Re: [DISCUSS] Sliding window implementation in Samza

Posted by Yi Pan <ni...@gmail.com>.
Hi, Mhaskar,

I assume that you were referring to WindowableTask interface, which enables
a basic periodic timer function. As you noticed, it is only a very limited
version of windowing. For more advanced windowing work, please refer to
SAMZA-552, which is a WIP now. It will contain the sliding window concept
with aggregate and join use cases.

For your second question, I can image multiple ways of implementing it:

1) If you have one aggregator job consuming all counting events from all
upstream counter containers, you can aggregate the counters from all
containers from the upstream counter job
2) If you output your single counter result to a distributed KV-store that
support "compare-and-set", you can always read the value from the store,
increment the counter, and "compare-and-set" to make sure that you only
update based on the version that your result is calculated.

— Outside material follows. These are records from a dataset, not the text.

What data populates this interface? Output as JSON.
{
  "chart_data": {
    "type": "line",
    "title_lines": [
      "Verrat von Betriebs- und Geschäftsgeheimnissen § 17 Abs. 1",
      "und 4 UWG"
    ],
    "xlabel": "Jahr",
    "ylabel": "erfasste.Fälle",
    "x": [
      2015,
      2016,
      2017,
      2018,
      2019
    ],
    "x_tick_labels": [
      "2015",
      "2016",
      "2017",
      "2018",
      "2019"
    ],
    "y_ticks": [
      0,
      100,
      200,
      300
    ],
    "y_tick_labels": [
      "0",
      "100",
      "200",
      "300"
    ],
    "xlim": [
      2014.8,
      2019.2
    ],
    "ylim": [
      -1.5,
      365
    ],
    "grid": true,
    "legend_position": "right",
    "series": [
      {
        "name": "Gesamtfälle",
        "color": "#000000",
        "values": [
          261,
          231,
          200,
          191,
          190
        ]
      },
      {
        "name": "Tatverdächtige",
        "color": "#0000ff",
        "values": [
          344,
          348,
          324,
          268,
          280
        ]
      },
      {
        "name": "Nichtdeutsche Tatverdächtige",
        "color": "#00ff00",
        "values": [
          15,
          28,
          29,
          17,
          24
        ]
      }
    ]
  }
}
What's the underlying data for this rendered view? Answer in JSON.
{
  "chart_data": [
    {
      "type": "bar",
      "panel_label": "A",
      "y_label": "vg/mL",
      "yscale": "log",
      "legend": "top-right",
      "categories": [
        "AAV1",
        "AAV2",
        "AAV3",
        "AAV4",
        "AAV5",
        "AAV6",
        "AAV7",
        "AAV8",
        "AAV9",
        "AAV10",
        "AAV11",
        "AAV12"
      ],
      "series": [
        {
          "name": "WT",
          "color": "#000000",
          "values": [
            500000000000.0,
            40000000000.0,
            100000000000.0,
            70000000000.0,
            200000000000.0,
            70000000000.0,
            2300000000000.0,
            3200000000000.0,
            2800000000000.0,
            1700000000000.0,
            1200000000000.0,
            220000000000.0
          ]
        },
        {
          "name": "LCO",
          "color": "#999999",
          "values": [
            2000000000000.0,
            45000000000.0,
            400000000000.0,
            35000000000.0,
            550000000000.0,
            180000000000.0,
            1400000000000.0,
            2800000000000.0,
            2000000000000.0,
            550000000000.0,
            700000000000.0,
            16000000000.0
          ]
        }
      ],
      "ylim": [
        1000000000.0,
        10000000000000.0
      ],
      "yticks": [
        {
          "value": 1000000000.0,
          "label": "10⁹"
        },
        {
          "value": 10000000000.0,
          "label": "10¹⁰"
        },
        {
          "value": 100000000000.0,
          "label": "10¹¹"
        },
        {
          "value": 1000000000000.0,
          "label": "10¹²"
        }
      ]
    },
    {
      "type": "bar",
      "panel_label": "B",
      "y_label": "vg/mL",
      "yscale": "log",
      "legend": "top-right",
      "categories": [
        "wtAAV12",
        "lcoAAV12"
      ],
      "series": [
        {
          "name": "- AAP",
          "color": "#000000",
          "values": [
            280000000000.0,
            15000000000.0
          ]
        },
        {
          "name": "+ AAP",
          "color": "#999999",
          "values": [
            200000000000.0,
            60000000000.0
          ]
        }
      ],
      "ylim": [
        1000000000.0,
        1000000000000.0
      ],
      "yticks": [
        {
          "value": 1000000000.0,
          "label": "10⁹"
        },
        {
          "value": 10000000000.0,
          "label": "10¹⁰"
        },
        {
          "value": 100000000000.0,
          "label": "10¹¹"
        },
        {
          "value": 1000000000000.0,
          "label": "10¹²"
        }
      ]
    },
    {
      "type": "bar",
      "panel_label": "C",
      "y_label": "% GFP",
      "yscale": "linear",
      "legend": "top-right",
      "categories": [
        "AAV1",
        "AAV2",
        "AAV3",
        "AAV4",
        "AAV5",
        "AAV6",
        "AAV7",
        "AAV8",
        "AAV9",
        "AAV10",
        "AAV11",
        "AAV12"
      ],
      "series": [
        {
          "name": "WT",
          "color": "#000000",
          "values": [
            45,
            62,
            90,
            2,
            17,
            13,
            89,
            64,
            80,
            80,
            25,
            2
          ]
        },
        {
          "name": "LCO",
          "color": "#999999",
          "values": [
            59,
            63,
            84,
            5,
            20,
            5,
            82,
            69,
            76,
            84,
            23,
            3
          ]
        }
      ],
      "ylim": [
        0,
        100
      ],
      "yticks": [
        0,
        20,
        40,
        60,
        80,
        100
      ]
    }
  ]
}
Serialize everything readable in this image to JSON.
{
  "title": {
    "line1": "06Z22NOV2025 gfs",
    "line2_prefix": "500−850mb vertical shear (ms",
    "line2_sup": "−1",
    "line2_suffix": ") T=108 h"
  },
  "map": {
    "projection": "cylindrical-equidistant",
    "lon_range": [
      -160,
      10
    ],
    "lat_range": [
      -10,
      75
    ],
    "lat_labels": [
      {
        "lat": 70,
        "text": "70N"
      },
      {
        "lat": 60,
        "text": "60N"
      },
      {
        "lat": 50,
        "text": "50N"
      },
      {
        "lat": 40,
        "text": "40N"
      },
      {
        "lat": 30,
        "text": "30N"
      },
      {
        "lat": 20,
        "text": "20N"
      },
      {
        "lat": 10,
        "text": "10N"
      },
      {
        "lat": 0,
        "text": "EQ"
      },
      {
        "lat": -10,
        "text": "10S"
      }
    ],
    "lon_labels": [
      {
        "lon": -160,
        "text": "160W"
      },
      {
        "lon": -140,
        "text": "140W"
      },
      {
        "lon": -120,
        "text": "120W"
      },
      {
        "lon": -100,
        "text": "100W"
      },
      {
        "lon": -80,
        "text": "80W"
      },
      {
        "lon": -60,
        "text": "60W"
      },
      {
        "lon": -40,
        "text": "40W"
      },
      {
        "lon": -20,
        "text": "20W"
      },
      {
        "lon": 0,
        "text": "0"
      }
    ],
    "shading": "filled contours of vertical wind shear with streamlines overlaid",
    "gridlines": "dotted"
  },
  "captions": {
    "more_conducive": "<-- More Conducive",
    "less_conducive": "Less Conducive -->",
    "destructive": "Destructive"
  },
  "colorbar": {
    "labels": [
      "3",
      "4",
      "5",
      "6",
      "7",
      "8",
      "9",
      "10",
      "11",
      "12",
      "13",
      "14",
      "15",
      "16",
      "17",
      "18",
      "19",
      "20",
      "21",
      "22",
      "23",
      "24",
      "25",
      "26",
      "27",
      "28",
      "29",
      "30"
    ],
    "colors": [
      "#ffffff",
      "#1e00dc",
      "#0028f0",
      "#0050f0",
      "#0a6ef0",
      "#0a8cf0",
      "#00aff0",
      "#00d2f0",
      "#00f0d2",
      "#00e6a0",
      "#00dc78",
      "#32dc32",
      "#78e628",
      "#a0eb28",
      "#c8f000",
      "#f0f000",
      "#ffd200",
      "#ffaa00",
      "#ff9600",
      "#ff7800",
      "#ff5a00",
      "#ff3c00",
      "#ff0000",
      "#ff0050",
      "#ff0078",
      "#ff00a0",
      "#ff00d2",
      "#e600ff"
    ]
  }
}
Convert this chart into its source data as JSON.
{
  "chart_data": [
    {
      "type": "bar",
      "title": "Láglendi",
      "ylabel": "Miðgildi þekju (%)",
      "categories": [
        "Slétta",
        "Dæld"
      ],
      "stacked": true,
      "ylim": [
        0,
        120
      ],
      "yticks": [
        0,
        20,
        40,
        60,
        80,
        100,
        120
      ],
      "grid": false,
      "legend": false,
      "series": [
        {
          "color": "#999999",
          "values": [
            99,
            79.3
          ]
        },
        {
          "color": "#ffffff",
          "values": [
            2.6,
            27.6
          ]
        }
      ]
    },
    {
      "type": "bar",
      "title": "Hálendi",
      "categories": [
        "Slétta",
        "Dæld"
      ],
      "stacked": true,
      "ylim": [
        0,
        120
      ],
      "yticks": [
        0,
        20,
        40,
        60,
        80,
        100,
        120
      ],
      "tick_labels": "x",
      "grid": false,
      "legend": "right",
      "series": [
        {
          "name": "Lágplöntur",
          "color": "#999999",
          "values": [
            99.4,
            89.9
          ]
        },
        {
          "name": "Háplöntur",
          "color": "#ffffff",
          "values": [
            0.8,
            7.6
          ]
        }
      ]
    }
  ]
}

There are probably more ways of doing it. I am just putting the above two
out here as a thought to start with.

Cheers!

-Yi

On Wed, Aug 19, 2015 at 10:07 AM, Mhaskar, Tushar <
tmhaskar@paypal.com.invalid> wrote:

> Hi,
>
>   1.  I came across Windowing functionality in Samza. It looks like it
> implements a static window.  Is there a sliding window functionality
> available in Samza?
>
>        2.   How to do aggregation across multi-node yarn node, any
> pointers to it?
>    E.g :  Lets say I have 2 slave machines where my StreamTask
> implementation counts all the incoming messages. How and Where can I
> aggregate the data from the multiple nodes and produce one single count?
>
> Regards,
> Tushar Mhaskar
>
>